The equations for samples \(b \in B\) are defined analogously. In Chapters 1 and 3 of the supplementary, we give details on the VAE objective and illustrate the generative pipeline. Unlike Chen et al. [10], we are including spatial and perceptual information directly into our MT. This inclusion provides the model with richer information to perform the motion translation, producing feasible motion for the target domain. Further, we do not require an EM-like training procedure since we can put a stop-gradient operation after translating the source domain samples. This allows to train the MT module together with the generators in a single optimization step. Further note that while we build on top of UNIT in our experiments, the MT module could extend any Im2Im method in theory.

Experimental setup

In this section, we explain used data, implementation and experimental details.

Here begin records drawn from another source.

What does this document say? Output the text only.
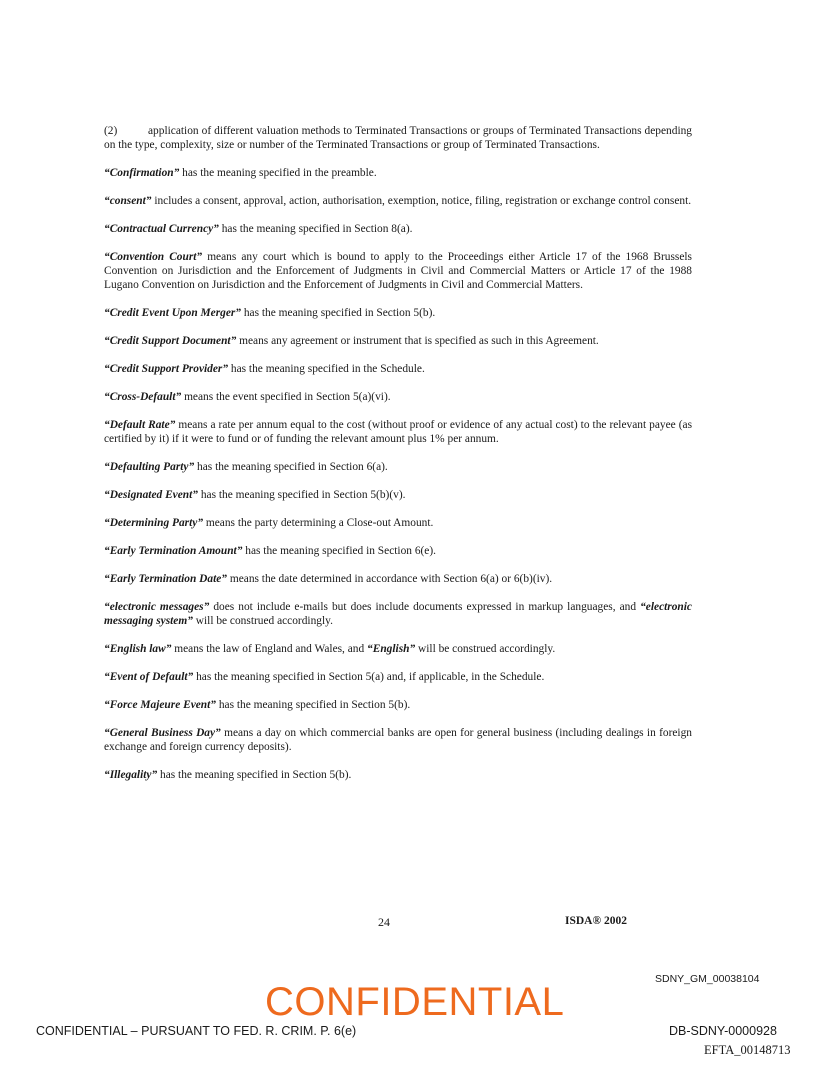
(2)	application of different valuation methods to Terminated Transactions or groups of Terminated Transactions depending on the type, complexity, size or number of the Terminated Transactions or group of Terminated Transactions.

“Confirmation” has the meaning specified in the preamble.

“consent” includes a consent, approval, action, authorisation, exemption, notice, filing, registration or exchange control consent.

“Contractual Currency” has the meaning specified in Section 8(a).

“Convention Court” means any court which is bound to apply to the Proceedings either Article 17 of the 1968 Brussels Convention on Jurisdiction and the Enforcement of Judgments in Civil and Commercial Matters or Article 17 of the 1988 Lugano Convention on Jurisdiction and the Enforcement of Judgments in Civil and Commercial Matters.

“Credit Event Upon Merger” has the meaning specified in Section 5(b).

“Credit Support Document” means any agreement or instrument that is specified as such in this Agreement.

“Credit Support Provider” has the meaning specified in the Schedule.

“Cross-Default” means the event specified in Section 5(a)(vi).

“Default Rate” means a rate per annum equal to the cost (without proof or evidence of any actual cost) to the relevant payee (as certified by it) if it were to fund or of funding the relevant amount plus 1% per annum.

“Defaulting Party” has the meaning specified in Section 6(a).

“Designated Event” has the meaning specified in Section 5(b)(v).

“Determining Party” means the party determining a Close-out Amount.

“Early Termination Amount” has the meaning specified in Section 6(e).

“Early Termination Date” means the date determined in accordance with Section 6(a) or 6(b)(iv).

“electronic messages” does not include e-mails but does include documents expressed in markup languages, and “electronic messaging system” will be construed accordingly.

“English law” means the law of England and Wales, and “English” will be construed accordingly.

“Event of Default” has the meaning specified in Section 5(a) and, if applicable, in the Schedule.

“Force Majeure Event” has the meaning specified in Section 5(b).

“General Business Day” means a day on which commercial banks are open for general business (including dealings in foreign exchange and foreign currency deposits).

“Illegality” has the meaning specified in Section 5(b).

24	ISDA® 2002
SDNY_GM_00038104
CONFIDENTIAL
CONFIDENTIAL – PURSUANT TO FED. R. CRIM. P. 6(e)	DB-SDNY-0000928
EFTA_00148713
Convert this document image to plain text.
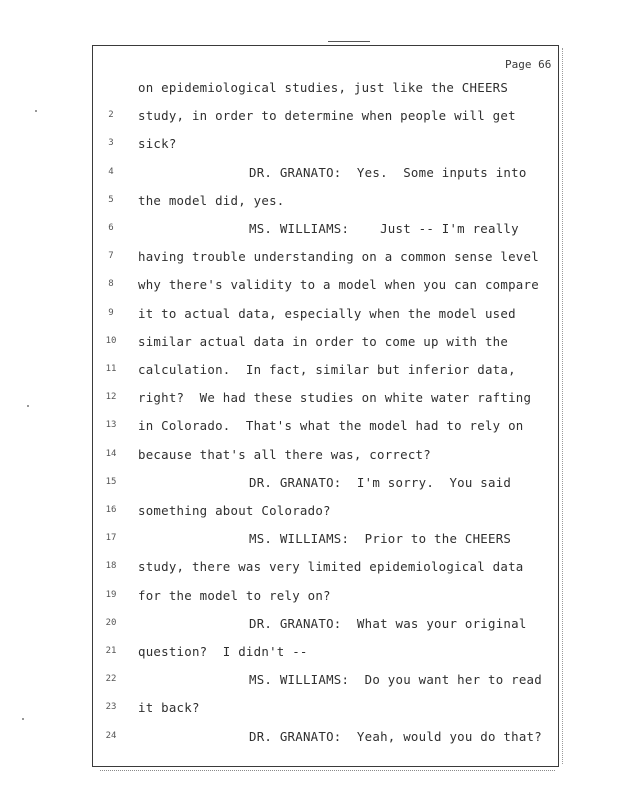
Page 66
on epidemiological studies, just like the CHEERS
2	study, in order to determine when people will get
3	sick?
4	DR. GRANATO:  Yes.  Some inputs into
5	the model did, yes.
6	MS. WILLIAMS:    Just -- I'm really
7	having trouble understanding on a common sense level
8	why there's validity to a model when you can compare
9	it to actual data, especially when the model used
10 similar actual data in order to come up with the
11 calculation.  In fact, similar but inferior data,
12 right?  We had these studies on white water rafting
13 in Colorado.  That's what the model had to rely on
14 because that's all there was, correct?
15	DR. GRANATO:  I'm sorry.  You said
16 something about Colorado?
17	MS. WILLIAMS:  Prior to the CHEERS
18 study, there was very limited epidemiological data
19 for the model to rely on?
20	DR. GRANATO:  What was your original
21 question?  I didn't --
22	MS. WILLIAMS:  Do you want her to read
23 it back?
24	DR. GRANATO:  Yeah, would you do that?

Data The CATARACTS2020 data [2] consist of 50 videos of cataract surgeries. 25 are used as the training set, 5 for validation and 20 for testing. The surgeries were done by three different surgeons of varying expertise level and are recorded with \(1920\times 1080\) pixels and 30 FPS. Annotations for the 2020 version consist of frame-wise surgical phase annotations out of 19 phases.

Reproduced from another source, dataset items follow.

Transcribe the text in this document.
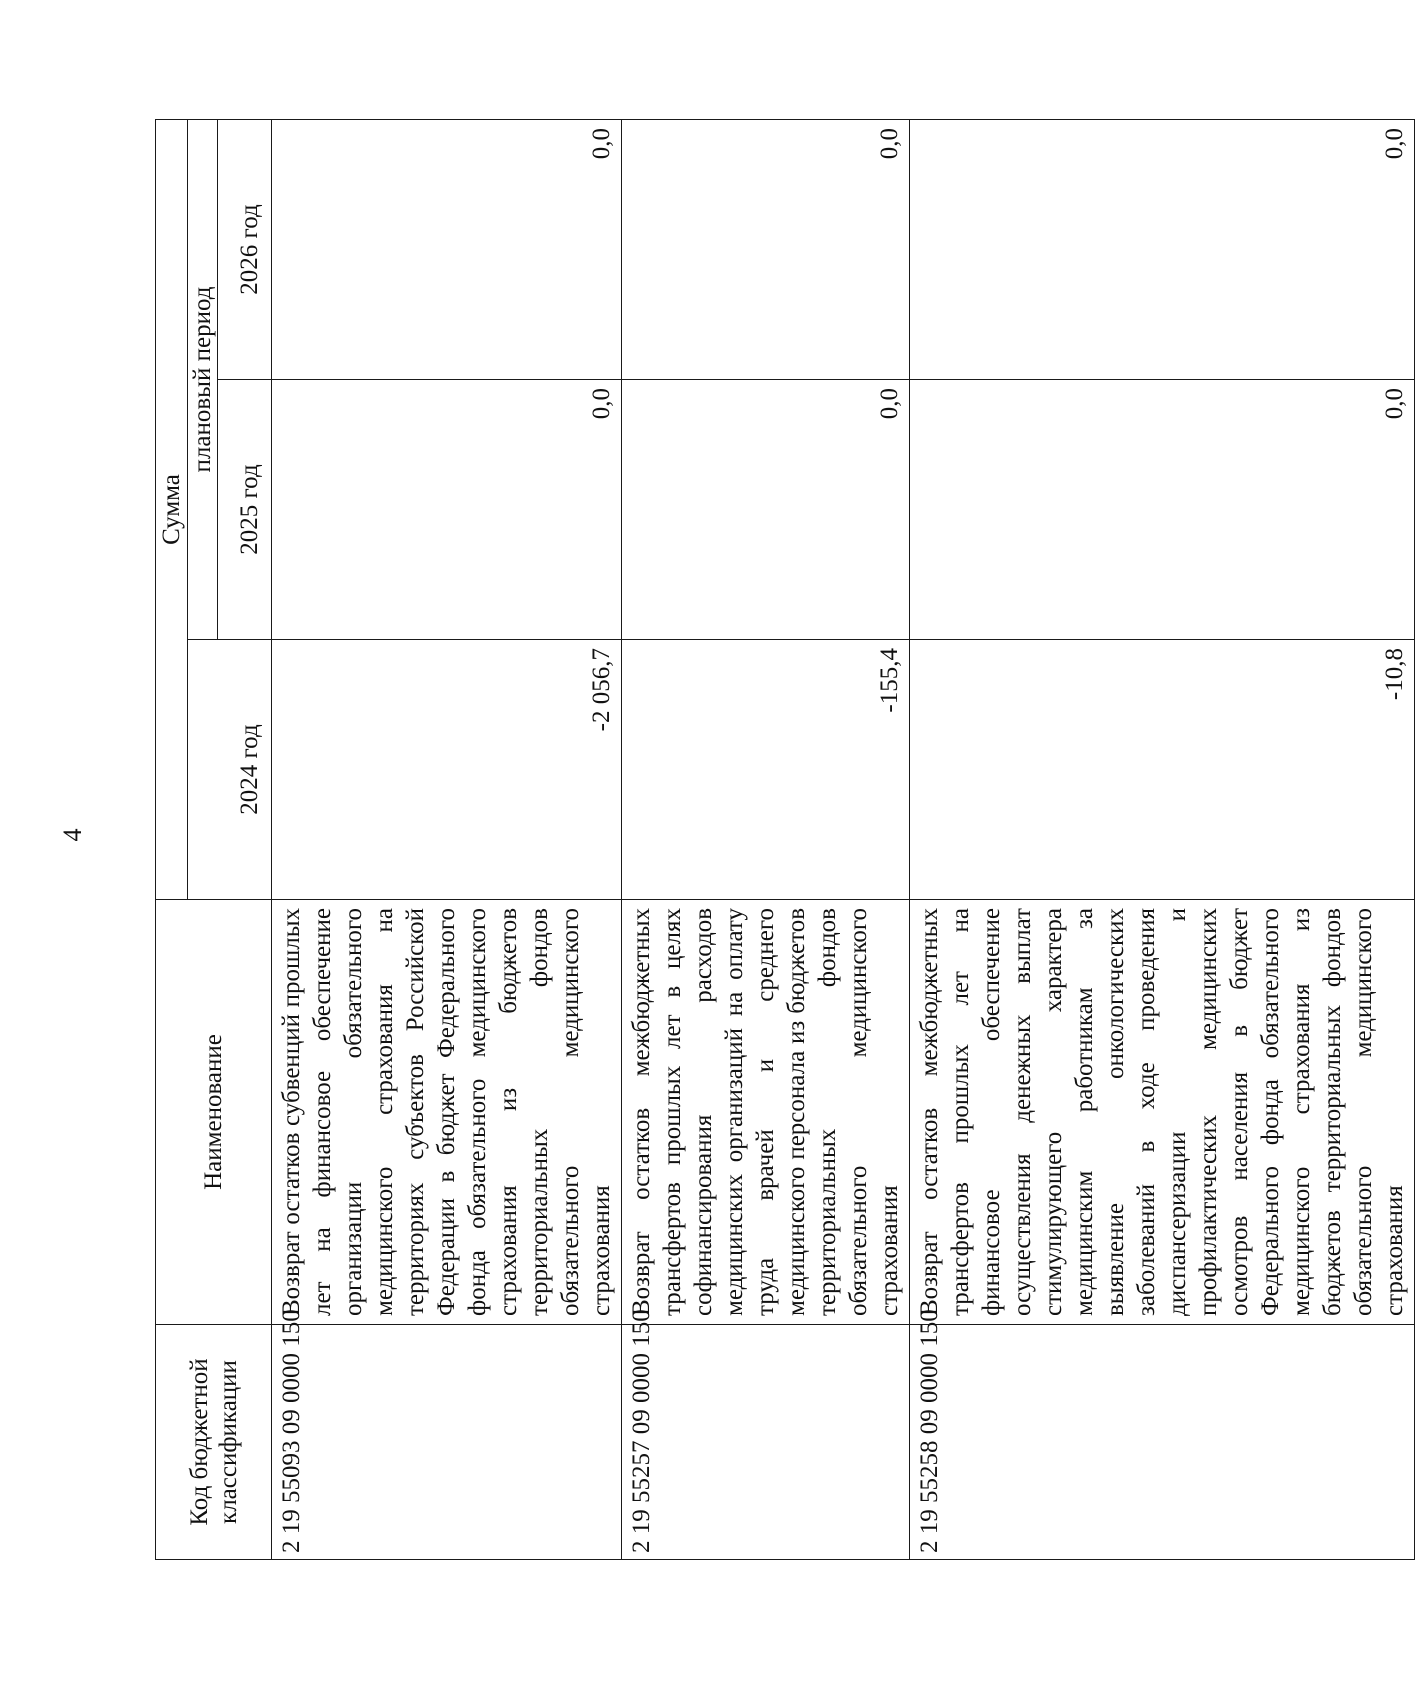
4
Код бюджетной классификации	Наименование	Сумма		
		2024 год	плановый период	
			2025 год	2026 год
2 19 55093 09 0000 150	Возврат остатков субвенций прошлых лет на финансовое обеспечение организации обязательного медицинского страхования на территориях субъектов Российской Федерации в бюджет Федерального фонда обязательного медицинского страхования из бюджетов территориальных фондов обязательного медицинского страхования	-2 056,7	0,0	0,0
2 19 55257 09 0000 150	Возврат остатков межбюджетных трансфертов прошлых лет в целях софинансирования расходов медицинских организаций на оплату труда врачей и среднего медицинского персонала из бюджетов территориальных фондов обязательного медицинского страхования	-155,4	0,0	0,0
2 19 55258 09 0000 150	Возврат остатков межбюджетных трансфертов прошлых лет на финансовое обеспечение осуществления денежных выплат стимулирующего характера медицинским работникам за выявление онкологических заболеваний в ходе проведения диспансеризации и профилактических медицинских осмотров населения в бюджет Федерального фонда обязательного медицинского страхования из бюджетов территориальных фондов обязательного медицинского страхования	-10,8	0,0	0,0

The Cataract101 dataset [5] contains 101 video recordings of cataract operations, done by four different surgeons with two levels of expertise. We split the data into 70 videos for training, 20 for validation and leave 11 for testing. The frames have a resolution of \(720\times 540\) pixels, were recorded at 25 FPS and are annotated with the ten surgical phases described in the paper.
The VAE-GAN backbone relies on perceptual similarities for the discriminator to learn mappings for input images. Without any supervision or spatially similar counterparts in the other domain, the generator will not be able to learn such a mapping. Therefore we pre-filter the phases considered for the training of the domain transfer model. The pre-filtered phases are required to have clear counterparts in the other domain. These include phases 0, 3–8, 10, 13 and 14 of CATARACTS2020 and phases 0–6 and 8 of Cataract101.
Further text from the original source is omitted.